- Born: September 29, 1757 Coventry, Rhode Island
- Died: June 22, 1855 (aged 97) East Greenwich, Rhode Island
- Buried: East Greenwich, Rhode Island (Oliver Wickes Lot)
- Branch: Rhode Island Line (Continental Army (1775); Rhode Island Militia (1776–1785)
- Service years: 1775–1785
- Rank: Private (1775–77), Sergeant (1778), Ensign 1780–1785
- Conflicts: American Revolutionary War Siege of Boston; Battle of Rhode Island; ;
- Other work: Contributing properties to East Greenwich Historic District * Oliver Wickes House (ca. 1785) * Kent County Courthouse (ca. 1804)

= Oliver Wickes =

American military officer and carpenter

Oliver Wickes (September 29, 1757 – June 22, 1855) was a skilled carpenter who became an enlisted soldier and military officer serving with the Rhode Island Militia during the Revolutionary War.

== Military service ==
At the age of 17 (in May 1775), Private Wickes enlisted with the 2nd Rhode Island Regiment (known as Hitchcock's Regiment) was authorized on May 6, 1775, under Colonel Daniel Hitchcock in the Rhode Island Army of Observation, which shortly was adopted into the Continental Army and participated in the Siege of Boston thru the end of the year. Wickes served twice more for one-month enlistments in 1776 and 1777 as a private including time in General Joseph Spencer's Expedition.

In 1778, now a sergeant, he was serving Colonel Archibald Kasson's Regiment that served in General Sullivan's Expedition and was there during the "Great Storm" of August 1778 that pounded New England during the Battle of Rhode Island.
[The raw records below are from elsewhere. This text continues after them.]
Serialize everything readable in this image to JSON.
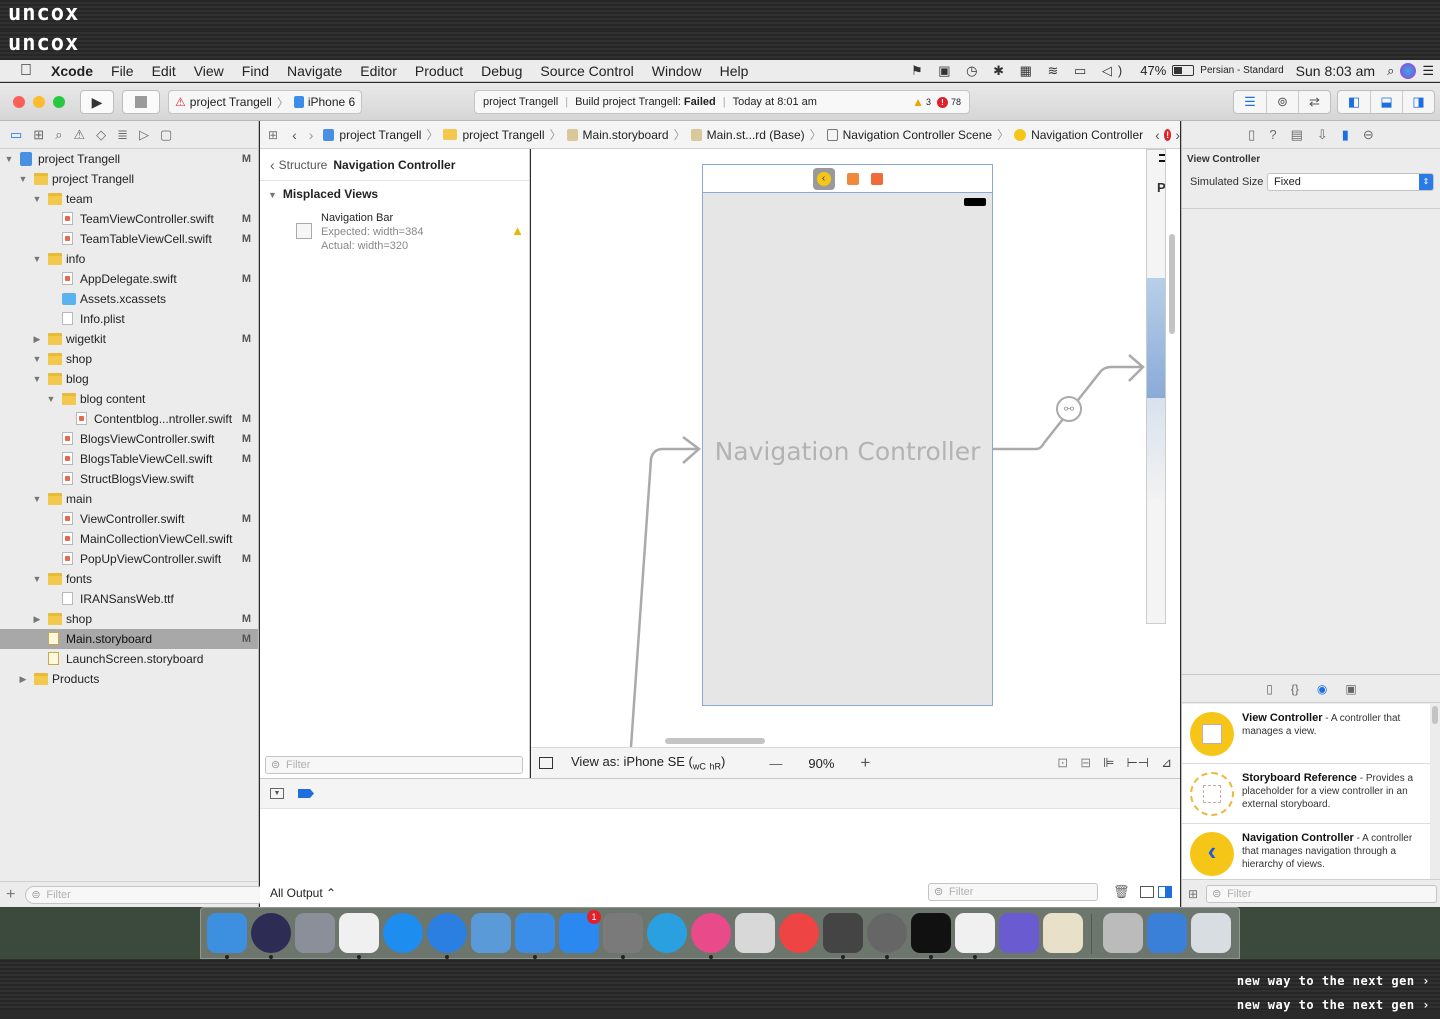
{
  "watermark": {
    "logo": "uncox",
    "slogan": "new way to the next gen ›"
  },
  "menubar": {
    "app": "Xcode",
    "items": [
      "File",
      "Edit",
      "View",
      "Find",
      "Navigate",
      "Editor",
      "Product",
      "Debug",
      "Source Control",
      "Window",
      "Help"
    ],
    "battery": "47%",
    "input_source": "Persian - Standard",
    "clock": "Sun 8:03 am"
  },
  "toolbar": {
    "scheme": "project Trangell",
    "device": "iPhone 6",
    "activity": {
      "project": "project Trangell",
      "status_prefix": "Build project Trangell: ",
      "status_result": "Failed",
      "time": "Today at 8:01 am",
      "warnings": "3",
      "errors": "78"
    }
  },
  "navigator": {
    "filter_placeholder": "Filter",
    "tree": [
      {
        "label": "project Trangell",
        "depth": 0,
        "type": "project",
        "open": true,
        "m": "M"
      },
      {
        "label": "project Trangell",
        "depth": 1,
        "type": "folder",
        "open": true,
        "m": ""
      },
      {
        "label": "team",
        "depth": 2,
        "type": "folder",
        "open": true,
        "m": ""
      },
      {
        "label": "TeamViewController.swift",
        "depth": 3,
        "type": "swift",
        "m": "M"
      },
      {
        "label": "TeamTableViewCell.swift",
        "depth": 3,
        "type": "swift",
        "m": "M"
      },
      {
        "label": "info",
        "depth": 2,
        "type": "folder",
        "open": true,
        "m": ""
      },
      {
        "label": "AppDelegate.swift",
        "depth": 3,
        "type": "swift",
        "m": "M"
      },
      {
        "label": "Assets.xcassets",
        "depth": 3,
        "type": "assets",
        "m": ""
      },
      {
        "label": "Info.plist",
        "depth": 3,
        "type": "file",
        "m": ""
      },
      {
        "label": "wigetkit",
        "depth": 2,
        "type": "folder",
        "open": false,
        "m": "M"
      },
      {
        "label": "shop",
        "depth": 2,
        "type": "folder",
        "open": true,
        "m": ""
      },
      {
        "label": "blog",
        "depth": 2,
        "type": "folder",
        "open": true,
        "m": ""
      },
      {
        "label": "blog content",
        "depth": 3,
        "type": "folder",
        "open": true,
        "m": ""
      },
      {
        "label": "Contentblog...ntroller.swift",
        "depth": 4,
        "type": "swift",
        "m": "M"
      },
      {
        "label": "BlogsViewController.swift",
        "depth": 3,
        "type": "swift",
        "m": "M"
      },
      {
        "label": "BlogsTableViewCell.swift",
        "depth": 3,
        "type": "swift",
        "m": "M"
      },
      {
        "label": "StructBlogsView.swift",
        "depth": 3,
        "type": "swift",
        "m": ""
      },
      {
        "label": "main",
        "depth": 2,
        "type": "folder",
        "open": true,
        "m": ""
      },
      {
        "label": "ViewController.swift",
        "depth": 3,
        "type": "swift",
        "m": "M"
      },
      {
        "label": "MainCollectionViewCell.swift",
        "depth": 3,
        "type": "swift",
        "m": ""
      },
      {
        "label": "PopUpViewController.swift",
        "depth": 3,
        "type": "swift",
        "m": "M"
      },
      {
        "label": "fonts",
        "depth": 2,
        "type": "folder",
        "open": true,
        "m": ""
      },
      {
        "label": "IRANSansWeb.ttf",
        "depth": 3,
        "type": "file",
        "m": ""
      },
      {
        "label": "shop",
        "depth": 2,
        "type": "folder",
        "open": false,
        "m": "M"
      },
      {
        "label": "Main.storyboard",
        "depth": 2,
        "type": "storyboard",
        "m": "M",
        "selected": true
      },
      {
        "label": "LaunchScreen.storyboard",
        "depth": 2,
        "type": "storyboard",
        "m": ""
      },
      {
        "label": "Products",
        "depth": 1,
        "type": "folder",
        "open": false,
        "m": ""
      }
    ]
  },
  "jumpbar": {
    "crumbs": [
      "project Trangell",
      "project Trangell",
      "Main.storyboard",
      "Main.st...rd (Base)",
      "Navigation Controller Scene",
      "Navigation Controller"
    ]
  },
  "outline": {
    "back_label": "Structure",
    "title": "Navigation Controller",
    "section": "Misplaced Views",
    "issue": {
      "name": "Navigation Bar",
      "expected": "Expected: width=384",
      "actual": "Actual: width=320"
    },
    "filter_placeholder": "Filter"
  },
  "canvas": {
    "scene_title": "Navigation Controller",
    "side_letter": "P",
    "view_as_prefix": "View as: iPhone SE (",
    "view_as_w": "wC",
    "view_as_h": "hR",
    "view_as_suffix": ")",
    "zoom": "90%",
    "zoom_out": "—",
    "zoom_in": "+"
  },
  "debug": {
    "output_label": "All Output",
    "filter_placeholder": "Filter"
  },
  "inspector": {
    "section": "View Controller",
    "simulated_size_label": "Simulated Size",
    "simulated_size_value": "Fixed",
    "library": [
      {
        "title": "View Controller",
        "desc": " - A controller that manages a view.",
        "color": "#f5c518",
        "style": "solid"
      },
      {
        "title": "Storyboard Reference",
        "desc": " - Provides a placeholder for a view controller in an external storyboard.",
        "color": "#e9b93a",
        "style": "dashed"
      },
      {
        "title": "Navigation Controller",
        "desc": " - A controller that manages navigation through a hierarchy of views.",
        "color": "#f5c518",
        "style": "nav"
      }
    ],
    "filter_placeholder": "Filter"
  },
  "dock": {
    "apps": [
      {
        "name": "finder-icon",
        "color": "#3d8fe0"
      },
      {
        "name": "siri-icon",
        "color": "#2c2c54"
      },
      {
        "name": "launchpad-icon",
        "color": "#8a8f99"
      },
      {
        "name": "java-icon",
        "color": "#f0f0f0"
      },
      {
        "name": "messenger-icon",
        "color": "#1e8df0"
      },
      {
        "name": "safari-icon",
        "color": "#2a7fe0"
      },
      {
        "name": "preview-icon",
        "color": "#5a9ad8"
      },
      {
        "name": "xcode-icon",
        "color": "#3a8ee8"
      },
      {
        "name": "app-store-icon",
        "color": "#2a88f0"
      },
      {
        "name": "system-preferences-icon",
        "color": "#7a7a7a"
      },
      {
        "name": "telegram-icon",
        "color": "#2aa0e0"
      },
      {
        "name": "itunes-icon",
        "color": "#e84a8a"
      },
      {
        "name": "keynote-icon",
        "color": "#d8d8d8"
      },
      {
        "name": "chrome-icon",
        "color": "#e44"
      },
      {
        "name": "sublime-text-icon",
        "color": "#444"
      },
      {
        "name": "sequel-pro-icon",
        "color": "#666"
      },
      {
        "name": "terminal-icon",
        "color": "#111"
      },
      {
        "name": "java-2-icon",
        "color": "#f0f0f0"
      },
      {
        "name": "network-icon",
        "color": "#6b5bd0"
      },
      {
        "name": "archive-icon",
        "color": "#e8e0c8"
      },
      {
        "name": "screenshot-icon",
        "color": "#bbb"
      },
      {
        "name": "downloads-icon",
        "color": "#3a7fd8"
      },
      {
        "name": "trash-icon",
        "color": "#d8dde2"
      }
    ],
    "appstore_badge": "1"
  }
}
In June 1780, Governor William Greene signed his commissioning papers and Wickes was commissioned as Ensign for the 2nd Company (Coventry), Kent County Regiment (Lieutenant Colonel Commandant Kasson's Regiment). He served as Ensign thru May 1785.

== Skilled carpenter ==
After the Revolutionary War, Ensign Wickes returned to his carpentry skills and built his own home (1785) and the Kent County Courthouse (built in 1804) and now serving as the East Greenwich Town Hall. The Kent County Courthouse, which is a two-and-a-half-story, hip-roof, clapboarded building, and is described as a landmark example of Federal architecture in Rhode Island. In addition, the Oliver Wickes House at 21 Pierce Street, East Greenwich, built circa 1785, is a Federal style, Colonial, 2 1/2-story, exposed basement story framed home, both are contributing properties to the East Greenwich Historic District listed with the National Register of Historic Places.

== Civil service and politics ==
He served as the Justice of the Peace for East Greenwich, Kent County, Rhode Island, between 1779 and 1781. In 1802, he was elected to the Rhode Island House of Representatives.

==Personal life==
Born in Coventry, Wickes lived in Rhode Island throughout his life. On November 20, 1777, he married his 2nd cousin Abigail Greene. Both are great-grandchildren of the former Rhode Island Deputy Governor John Greene Jr.; Abigail's maternal lineage includes Clement Weaver, one of the founders of East Greenwich. Together, they had seven children from 1778 to 1798. She died in 1802. In 1811, he married Marguerite Littlefield and had one son, Oliver Wickes, Jr. Oliver, Sr., died June 22, 1855, in East Greenwich at the age of 97 and is buried at Rhode Island Historic Cemetery East Greenwich No. 72 (also known as, Oliver Wickes Lot).